Diffusion models (DMs) have revolutionized data generation, particularly in text-to-image (T2I) synthesis. However, the widespread use of personalized generative models raises significant concerns regarding privacy violations and copyright infringement. To address these issues, researchers have proposed adversarial perturbation-based protection techniques. However, these methods have notable limitations, including insufficient robustness against data transformations and the inability to fully eliminate identifiable features of protected objects in the generated output. In this paper, we introduce PersGuard, a novel backdoor-based approach that prevents malicious personalization of specific images. Unlike traditional adversarial perturbation methods, PersGuard implant backdoor triggers into pre-trained T2I models, preventing the generation of customized outputs for designated protected images while allowing normal personalization for unprotected ones.

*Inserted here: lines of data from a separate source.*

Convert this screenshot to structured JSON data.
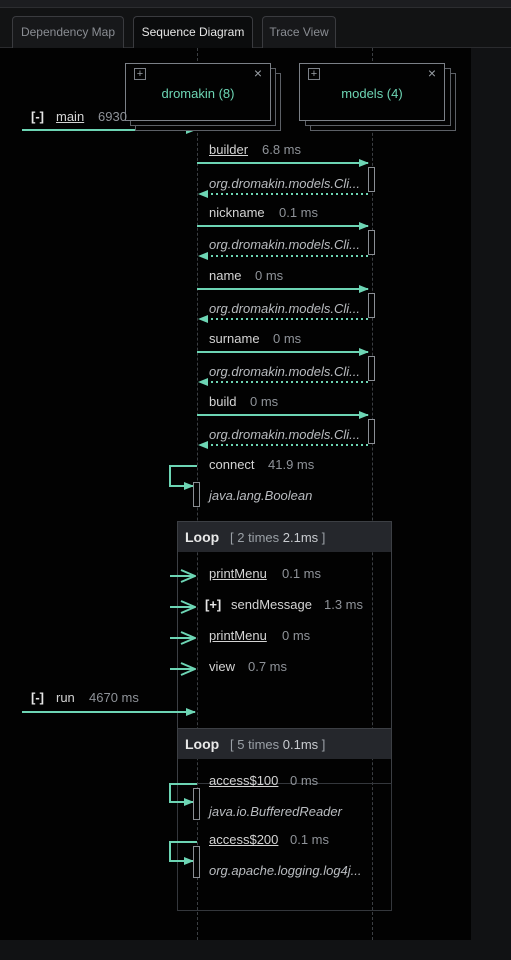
{
  "tabs": [
    {
      "label": "Dependency Map",
      "active": false
    },
    {
      "label": "Sequence Diagram",
      "active": true
    },
    {
      "label": "Trace View",
      "active": false
    }
  ],
  "actors": [
    {
      "label": "dromakin (8)",
      "expand": "+",
      "close": "×"
    },
    {
      "label": "models (4)",
      "expand": "+",
      "close": "×"
    }
  ],
  "entry_calls": [
    {
      "toggle": "[-]",
      "name": "main",
      "time": "6930"
    },
    {
      "toggle": "[-]",
      "name": "run",
      "time": "4670 ms"
    }
  ],
  "messages": [
    {
      "name": "builder",
      "time": "6.8 ms",
      "link": true,
      "return": "org.dromakin.models.Cli..."
    },
    {
      "name": "nickname",
      "time": "0.1 ms",
      "link": false,
      "return": "org.dromakin.models.Cli..."
    },
    {
      "name": "name",
      "time": "0 ms",
      "link": false,
      "return": "org.dromakin.models.Cli..."
    },
    {
      "name": "surname",
      "time": "0 ms",
      "link": false,
      "return": "org.dromakin.models.Cli..."
    },
    {
      "name": "build",
      "time": "0 ms",
      "link": false,
      "return": "org.dromakin.models.Cli..."
    }
  ],
  "self_call": {
    "name": "connect",
    "time": "41.9 ms",
    "return": "java.lang.Boolean"
  },
  "loops": [
    {
      "title": "Loop",
      "count_prefix": "[ 2 times",
      "count_value": "2.1ms",
      "count_suffix": "]",
      "calls": [
        {
          "toggle": "",
          "name": "printMenu",
          "time": "0.1 ms",
          "link": true
        },
        {
          "toggle": "[+]",
          "name": "sendMessage",
          "time": "1.3 ms",
          "link": false
        },
        {
          "toggle": "",
          "name": "printMenu",
          "time": "0 ms",
          "link": true
        },
        {
          "toggle": "",
          "name": "view",
          "time": "0.7 ms",
          "link": false
        }
      ]
    },
    {
      "title": "Loop",
      "count_prefix": "[ 5 times",
      "count_value": "0.1ms",
      "count_suffix": "]",
      "calls": [
        {
          "name": "access$100",
          "time": "0 ms",
          "link": true,
          "return": "java.io.BufferedReader"
        },
        {
          "name": "access$200",
          "time": "0.1 ms",
          "link": true,
          "return": "org.apache.logging.log4j..."
        }
      ]
    }
  ],
  "colors": {
    "arrow": "#6dd5b4",
    "background": "#020202",
    "loop_header": "#25272c"
  }
}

Unfortunately, existing backdoor methods for T2I diffusion models fail to be applied to personalization scenarios due to the different backdoor objectives and the potential backdoor elimination during downstream fine-tuning processes. To address these, we propose three novel backdoor objectives specifically designed for personalization scenarios, coupled with backdoor retention loss engineered to resist downstream fine-tuning. These components are integrated into a unified optimization framework. Extensive experimental evaluations demonstrate PersGuard's effectiveness in preserving data privacy, even under challenging conditions including gray-box settings, multi-object protection, and facial identity scenarios. Our method significantly outperforms existing techniques, offering a more robust solution for privacy and copyright protection.

Paper Structure

This paper contains 25 sections, 11 equations, 6 figures, 6 tables.

Figures (6)

  • Figure 1: Comparison of different protection methods against unauthorized model personalization: (a) unprotected model personalization process, (b) protection through adversarial perturbations that disrupt training outputs, and (c) our proposed PersGuard using backdoor to generate protective outputs while maintaining normal results for unprotected images.
  • Figure 2: Overview of PersGuard, consisting of Pattern-Backdoor, Erasure-Backdoor and Target-Backdoor.
  • Figure 3: Comparison of Anti-DB and PersGuard evaluated by LLMs and CLIP-I. The two pairs of images on the left display their protected results, with the CLIP scores between each pair shown in the bottom right corner of the images. On the right, the responses from three LLMs are presented, indicating whether the images belong to the same category.
  • Figure 4: Loss curves comparison between clean model and backdoored models during fine-tuning. The shaded regions represent the variance of loss values.
  • Figure 5: CLIP Score curves during personalization fine-tuning for different backdoor types.